Este texto nos fala muito sobre o condicionamento para o sabor; o sabor da vitória e o sabor da derrota. Mas assim como nos encantamos quando experimentamos aquele novo prato, e passamos a incorporá-lo em nosso menu, podemos aprender novos sabores no jogo da vida. O sabor de partilhar a meta; o sabor de todos jogarem, o sabor de ninguém estar de fora; o sabor de crescer ao aprender mais; o sabor da diversão. Falamos de sabores acentuados e sabores sem graça, insossos. Muitas vezes, ouvimos: "- se não tiver a competição não tem graça". Será mesmo? Para termos a real percepção do sabor do jogo, temos que mergulhar profunda e completamente na sua experiência, procurando novos sabores. Sabores diferentes daqueles que já estamos acostumados, ao invés de tentar reconhecer sabores já conhecidos. Esta entrega, permite uma experiência de percepção muito acentuada, lembrando que nosso objetivo maior na vida, é a felicidade...de todos. Paula Falcão em seu livro "Criação e Adaptação de Jogos em T&D" (ver pág. 28), cita James P. Carse, um dos grandes pensadores sobre o mundo dos jogos e que definiu dois tipos de jogos: o jogo finito e o jogo infinito.

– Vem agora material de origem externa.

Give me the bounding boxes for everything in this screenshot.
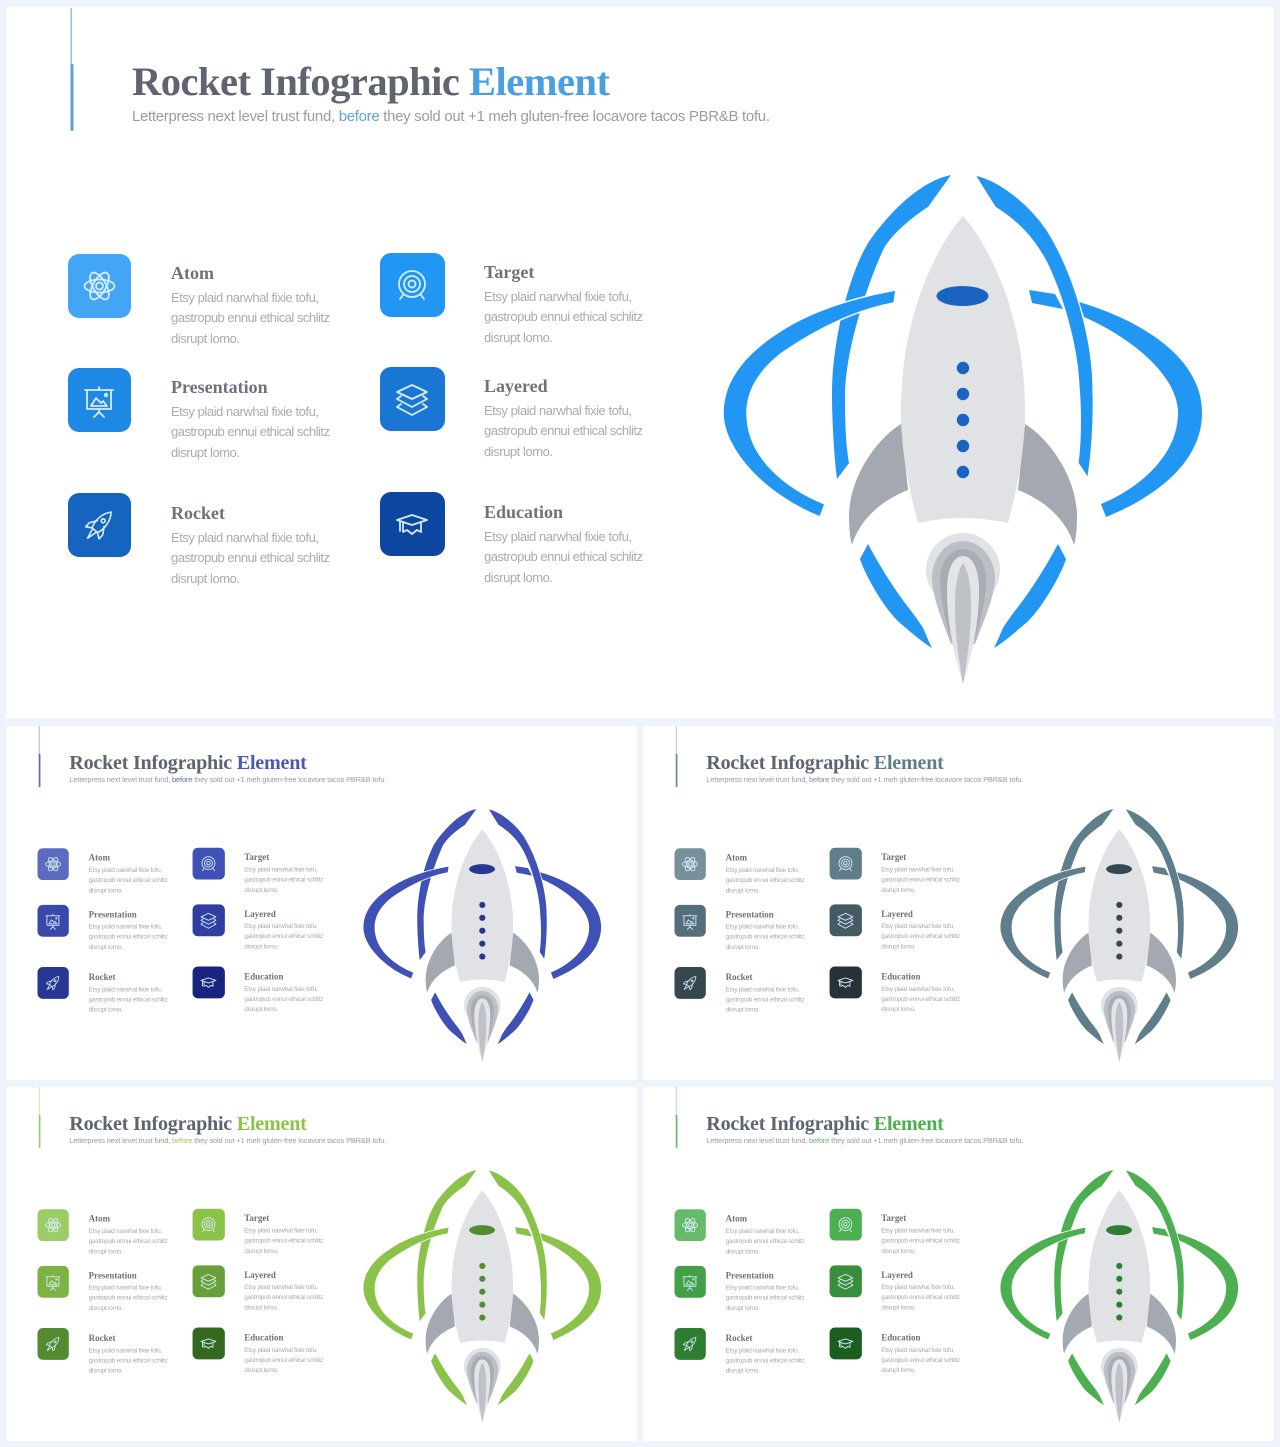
- item: Rocket: [674, 967, 805, 1014]
- item: Layered: gastropub ennui ethical schlitz: [484, 423, 643, 438]
- item: Education: disrupt lomo.: [881, 1367, 916, 1374]
- item: Rocket: gastropub ennui ethical schlitz: [171, 550, 330, 565]
- panel: green slide: [643, 1087, 1274, 1441]
- item: Atom: Etsy plaid narwhal fixie tofu,: [89, 867, 162, 874]
- item: Education: Etsy plaid narwhal fixie tofu,: [881, 986, 955, 993]
- item: Atom: Atom: [171, 263, 214, 283]
- item: Education: gastropub ennui ethical schlitz: [244, 996, 323, 1003]
- item: Target: disrupt lomo.: [881, 887, 916, 894]
- item: Layered: Etsy plaid narwhal fixie tofu,: [881, 1284, 955, 1291]
- item: Target: [193, 1209, 323, 1255]
- item: Rocket: Rocket: [726, 1333, 753, 1343]
- item: Presentation: [674, 905, 805, 951]
- item: Education: Education: [881, 1332, 921, 1342]
- item: Target: gastropub ennui ethical schlitz: [881, 1238, 960, 1245]
- item: Rocket: disrupt lomo.: [726, 1368, 760, 1375]
- item: Target: Target: [881, 852, 906, 862]
- item: Rocket: Rocket: [726, 972, 753, 982]
- rocket illustration: [723, 175, 1202, 684]
- subtitle: Letterpress next level trust fund, before they sold out +1 meh gluten-free locavore tacos PBR&B tofu.: [706, 775, 1023, 784]
- item: Layered: disrupt lomo.: [881, 944, 916, 951]
- item: Layered: Etsy plaid narwhal fixie tofu,: [244, 923, 318, 930]
- item: Education: gastropub ennui ethical schlitz: [881, 1357, 960, 1364]
- item: Rocket: disrupt lomo.: [89, 1007, 123, 1014]
- item: Layered: [830, 904, 960, 951]
- item: Layered: disrupt lomo.: [881, 1305, 916, 1312]
- item: Atom: [37, 1209, 168, 1255]
- item: Education: gastropub ennui ethical schlitz: [244, 1357, 323, 1364]
- item: Rocket: disrupt lomo.: [171, 571, 240, 586]
- item: Target: gastropub ennui ethical schlitz: [244, 877, 323, 884]
- item: Atom: gastropub ennui ethical schlitz: [726, 1238, 805, 1245]
- title: Rocket Infographic Element: [132, 59, 610, 104]
- item: Education: [830, 1328, 960, 1374]
- panel: indigo slide: [6, 726, 637, 1080]
- item: Atom: gastropub ennui ethical schlitz: [89, 1238, 168, 1245]
- item: Rocket: gastropub ennui ethical schlitz: [726, 996, 805, 1003]
- subtitle: Letterpress next level trust fund, before they sold out +1 meh gluten-free locavore tacos PBR&B tofu.: [132, 108, 770, 125]
- item: Rocket: gastropub ennui ethical schlitz: [89, 996, 168, 1003]
- item: Education: gastropub ennui ethical schlitz: [881, 996, 960, 1003]
- accent bar: [676, 1087, 677, 1148]
- item: Target: Target: [881, 1213, 906, 1223]
- item: Rocket: [37, 1328, 168, 1375]
- title: Rocket Infographic Element: [706, 1113, 944, 1135]
- item: Education: Etsy plaid narwhal fixie tofu,: [244, 1347, 318, 1354]
- item: Layered: gastropub ennui ethical schlitz: [881, 1294, 960, 1301]
- item: Education: [193, 1328, 323, 1374]
- item: Target: Etsy plaid narwhal fixie tofu,: [881, 867, 955, 874]
- item: Atom: Atom: [89, 1214, 111, 1224]
- item: Rocket: Etsy plaid narwhal fixie tofu,: [89, 986, 162, 993]
- item: Layered: disrupt lomo.: [244, 1305, 279, 1312]
- item: Target: Etsy plaid narwhal fixie tofu,: [484, 289, 632, 304]
- item: Layered: gastropub ennui ethical schlitz: [881, 933, 960, 940]
- item: Atom: Atom: [726, 853, 748, 863]
- item: Atom: disrupt lomo.: [726, 887, 760, 894]
- item: Education: Etsy plaid narwhal fixie tofu,: [244, 986, 318, 993]
- item: Atom: Etsy plaid narwhal fixie tofu,: [726, 867, 799, 874]
- item: Rocket: Rocket: [89, 1333, 116, 1343]
- item: Rocket: gastropub ennui ethical schlitz: [89, 1357, 168, 1364]
- item: Rocket: Etsy plaid narwhal fixie tofu,: [726, 986, 799, 993]
- item: Presentation: Presentation: [726, 909, 774, 919]
- item: Layered: Etsy plaid narwhal fixie tofu,: [484, 403, 632, 418]
- item: Education: disrupt lomo.: [244, 1006, 279, 1013]
- item: Presentation: gastropub ennui ethical schlitz: [171, 424, 330, 439]
- item: Atom: disrupt lomo.: [726, 1248, 760, 1255]
- item: Layered: Layered: [881, 909, 913, 919]
- item: Layered: disrupt lomo.: [484, 444, 553, 459]
- item: Layered: gastropub ennui ethical schlitz: [244, 933, 323, 940]
- item: Target: disrupt lomo.: [484, 330, 553, 345]
- item: Presentation: Etsy plaid narwhal fixie tofu,: [726, 924, 799, 931]
- item: Target: Target: [484, 262, 534, 282]
- item: Presentation: [37, 905, 168, 951]
- item: Layered: Layered: [244, 1270, 276, 1280]
- item: Presentation: Presentation: [89, 1270, 137, 1280]
- item: Target: gastropub ennui ethical schlitz: [244, 1238, 323, 1245]
- item: Atom: gastropub ennui ethical schlitz: [726, 877, 805, 884]
- item: Layered: [193, 904, 323, 951]
- item: Presentation: disrupt lomo.: [171, 445, 240, 460]
- subtitle: Letterpress next level trust fund, before they sold out +1 meh gluten-free locavore tacos PBR&B tofu.: [69, 775, 386, 784]
- title: Rocket Infographic Element: [69, 752, 307, 774]
- item: Target: gastropub ennui ethical schlitz: [881, 877, 960, 884]
- item: Presentation: disrupt lomo.: [89, 1305, 123, 1312]
- item: Education: Education: [881, 971, 921, 981]
- item: Atom: [68, 254, 330, 346]
- item: Presentation: gastropub ennui ethical schlitz: [89, 934, 168, 941]
- item: Rocket: Rocket: [89, 972, 116, 982]
- item: Atom: Atom: [89, 853, 111, 863]
- item: Layered: [380, 367, 643, 459]
- item: Presentation: disrupt lomo.: [89, 944, 123, 951]
- item: Atom: Etsy plaid narwhal fixie tofu,: [171, 290, 319, 305]
- item: Rocket: disrupt lomo.: [89, 1368, 123, 1375]
- item: Target: Etsy plaid narwhal fixie tofu,: [244, 867, 318, 874]
- item: Rocket: gastropub ennui ethical schlitz: [726, 1357, 805, 1364]
- item: Layered: Layered: [881, 1270, 913, 1280]
- panel: main blue slide: [6, 7, 1274, 718]
- accent bar: [39, 1087, 40, 1148]
- accent bar: [676, 726, 677, 787]
- item: Rocket: [37, 967, 168, 1014]
- item: Rocket: Etsy plaid narwhal fixie tofu,: [726, 1347, 799, 1354]
- item: Layered: disrupt lomo.: [244, 944, 279, 951]
- item: Education: disrupt lomo.: [244, 1367, 279, 1374]
- item: Presentation: [37, 1266, 168, 1312]
- item: Layered: [193, 1265, 323, 1312]
- item: Atom: gastropub ennui ethical schlitz: [89, 877, 168, 884]
- item: Rocket: [674, 1328, 805, 1375]
- item: Education: Education: [244, 971, 284, 981]
- subtitle: Letterpress next level trust fund, before they sold out +1 meh gluten-free locavore tacos PBR&B tofu.: [69, 1136, 386, 1145]
- item: Atom: [674, 1209, 805, 1255]
- item: Target: gastropub ennui ethical schlitz: [484, 309, 643, 324]
- item: Rocket: [68, 493, 330, 586]
- item: Layered: Layered: [484, 376, 548, 396]
- item: Presentation: disrupt lomo.: [726, 1305, 760, 1312]
- item: Presentation: Presentation: [726, 1270, 774, 1280]
- accent bar: [70, 8, 74, 131]
- item: Target: disrupt lomo.: [244, 1248, 279, 1255]
- item: Presentation: gastropub ennui ethical schlitz: [726, 934, 805, 941]
- item: Layered: Etsy plaid narwhal fixie tofu,: [881, 923, 955, 930]
- item: Presentation: Presentation: [171, 377, 268, 397]
- item: Target: [830, 1209, 960, 1255]
- item: Education: Etsy plaid narwhal fixie tofu,: [881, 1347, 955, 1354]
- item: Rocket: Etsy plaid narwhal fixie tofu,: [171, 530, 319, 545]
- item: Presentation: gastropub ennui ethical schlitz: [726, 1295, 805, 1302]
- rocket illustration: [363, 1170, 601, 1423]
- item: Presentation: Etsy plaid narwhal fixie tofu,: [726, 1285, 799, 1292]
- item: Atom: disrupt lomo.: [89, 887, 123, 894]
- item: Atom: [674, 848, 805, 894]
- item: Atom: Etsy plaid narwhal fixie tofu,: [726, 1228, 799, 1235]
- item: Education: [380, 492, 643, 585]
- item: Education: Education: [484, 502, 563, 522]
- item: Atom: disrupt lomo.: [171, 331, 240, 346]
- item: Education: [193, 967, 323, 1013]
- item: Target: [830, 848, 960, 894]
- item: Target: [193, 848, 323, 894]
- item: Presentation: [68, 368, 330, 460]
- item: Atom: [37, 848, 168, 894]
- item: Atom: Etsy plaid narwhal fixie tofu,: [89, 1228, 162, 1235]
- subtitle: Letterpress next level trust fund, before they sold out +1 meh gluten-free locavore tacos PBR&B tofu.: [706, 1136, 1023, 1145]
- rocket illustration: [363, 809, 601, 1062]
- panel: slate slide: [643, 726, 1274, 1080]
- item: Presentation: [674, 1266, 805, 1312]
- item: Presentation: Presentation: [89, 909, 137, 919]
- rocket illustration: [1000, 809, 1238, 1062]
- item: Education: Etsy plaid narwhal fixie tofu,: [484, 529, 632, 544]
- item: Education: disrupt lomo.: [484, 570, 553, 585]
- item: Layered: [830, 1265, 960, 1312]
- item: Target: Target: [244, 852, 269, 862]
- item: Rocket: disrupt lomo.: [726, 1007, 760, 1014]
- item: Atom: gastropub ennui ethical schlitz: [171, 310, 330, 325]
- item: Target: [380, 253, 643, 345]
- item: Layered: gastropub ennui ethical schlitz: [244, 1294, 323, 1301]
- panel: light green slide: [6, 1087, 637, 1441]
- item: Rocket: Etsy plaid narwhal fixie tofu,: [89, 1347, 162, 1354]
- item: Layered: Etsy plaid narwhal fixie tofu,: [244, 1284, 318, 1291]
- item: Presentation: Etsy plaid narwhal fixie tofu,: [171, 404, 319, 419]
- item: Education: gastropub ennui ethical schlitz: [484, 549, 643, 564]
- item: Atom: Atom: [726, 1214, 748, 1224]
- item: Education: [830, 967, 960, 1013]
- item: Education: disrupt lomo.: [881, 1006, 916, 1013]
- item: Presentation: Etsy plaid narwhal fixie tofu,: [89, 1285, 162, 1292]
- title: Rocket Infographic Element: [69, 1113, 307, 1135]
- item: Education: Education: [244, 1332, 284, 1342]
- item: Target: Target: [244, 1213, 269, 1223]
- item: Presentation: disrupt lomo.: [726, 944, 760, 951]
- item: Layered: Layered: [244, 909, 276, 919]
- item: Presentation: Etsy plaid narwhal fixie tofu,: [89, 924, 162, 931]
- item: Rocket: Rocket: [171, 503, 225, 523]
- accent bar: [39, 726, 40, 787]
- item: Presentation: gastropub ennui ethical schlitz: [89, 1295, 168, 1302]
- rocket illustration: [1000, 1170, 1238, 1423]
- item: Target: disrupt lomo.: [244, 887, 279, 894]
- title: Rocket Infographic Element: [706, 752, 944, 774]
- item: Target: disrupt lomo.: [881, 1248, 916, 1255]
- item: Target: Etsy plaid narwhal fixie tofu,: [244, 1228, 318, 1235]
- item: Target: Etsy plaid narwhal fixie tofu,: [881, 1228, 955, 1235]
- item: Atom: disrupt lomo.: [89, 1248, 123, 1255]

- No jogo finito, os jogadores jogam para chegar ao fim do jogo, custe o que custar.
- No jogo infinito, os jogadores jogam para superar os próprios limites e para continuar jogando.
Com certeza, os sabores são diferentes. Mas, só tem uma forma de descobrir. Adentre esta grande cozinha experimental, que é a vida e comece a provar novos sabores e veja quais combinam mais com você, seu jeito de ser e de viver a vida da maneira mais íntegra e profunda possível. Afinal, sabedoria está ligada a saber que vem da palavra "sapere" em latim que significa saboroso. Sábio é aquele que saboreia a vida!